Semantic versioning of MKPs

@r.sander : I disagree; for various reasons:
The most important thing of this change for us (backend maintainers, QA, developers) is that we have a unique name and an increasing version number for all packages. If I get presented with Package “Bar Extender 2.3.7”, I must be able to decide what its predecessor (on the Exchange) is. If I can have a situation where “2.0.12” is newer than “2.1.4”, that gets difficult.
Also there are packages that are compatible with more than one Checkmk version (I just saw one that claims to be compatible from 1.2.8 onwards!).
Also this would be one thing more to explain, one thing more “out of the ordinary”.
Lastly, a bit more theoretical, but important nevertheless I think: This would undermine the concept of semantic versioning. As the name suggests, it is not only a format spec for versions, but also gives a particular meaning to the elements of such a version (major, minor and patch version, prerelease version and build metadata). It is not only about having an order of the different versions, but also describing in what way the package changed.

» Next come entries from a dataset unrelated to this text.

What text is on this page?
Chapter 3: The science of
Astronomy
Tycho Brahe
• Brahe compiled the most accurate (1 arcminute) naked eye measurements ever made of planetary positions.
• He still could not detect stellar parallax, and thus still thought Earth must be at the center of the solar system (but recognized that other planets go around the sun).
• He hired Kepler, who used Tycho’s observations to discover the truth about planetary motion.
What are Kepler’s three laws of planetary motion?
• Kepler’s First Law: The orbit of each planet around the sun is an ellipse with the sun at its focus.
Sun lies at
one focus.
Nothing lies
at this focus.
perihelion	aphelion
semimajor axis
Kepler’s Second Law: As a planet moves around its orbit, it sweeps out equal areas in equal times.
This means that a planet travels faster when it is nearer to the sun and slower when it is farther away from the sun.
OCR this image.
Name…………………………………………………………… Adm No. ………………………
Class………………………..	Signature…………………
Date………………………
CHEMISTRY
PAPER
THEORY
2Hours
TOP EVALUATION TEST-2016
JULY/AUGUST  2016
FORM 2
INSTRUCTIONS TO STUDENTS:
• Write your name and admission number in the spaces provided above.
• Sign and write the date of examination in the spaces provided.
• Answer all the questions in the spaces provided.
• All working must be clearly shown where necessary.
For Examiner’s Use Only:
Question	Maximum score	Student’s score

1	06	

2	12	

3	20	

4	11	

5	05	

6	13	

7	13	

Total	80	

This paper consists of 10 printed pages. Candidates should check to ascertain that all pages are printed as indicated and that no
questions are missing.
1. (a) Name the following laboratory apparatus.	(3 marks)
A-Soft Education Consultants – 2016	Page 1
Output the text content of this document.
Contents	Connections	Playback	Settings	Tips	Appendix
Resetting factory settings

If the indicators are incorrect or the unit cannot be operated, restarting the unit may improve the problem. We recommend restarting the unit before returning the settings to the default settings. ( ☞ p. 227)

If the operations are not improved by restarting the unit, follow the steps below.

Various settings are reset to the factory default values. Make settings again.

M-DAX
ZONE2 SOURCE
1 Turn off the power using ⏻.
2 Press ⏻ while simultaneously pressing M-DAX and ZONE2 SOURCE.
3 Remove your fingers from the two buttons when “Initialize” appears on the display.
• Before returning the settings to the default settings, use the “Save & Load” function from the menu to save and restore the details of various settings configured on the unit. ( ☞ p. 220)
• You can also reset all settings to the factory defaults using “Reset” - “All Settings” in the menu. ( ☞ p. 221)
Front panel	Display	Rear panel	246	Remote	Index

I realize that one might have to maintain two “flavours” (I’m avoiding the word ‘version’ here…) of the same package, one for Checkmk 2.0 and one for 2.1. I’d suggest including this in the package name, as was done for python packages while python2 and python3 where maintained.

I know this might sound a bit pedantic, but I really believe that a major strength of this approach is following “Semantic Versioning 2.0.0” by the book.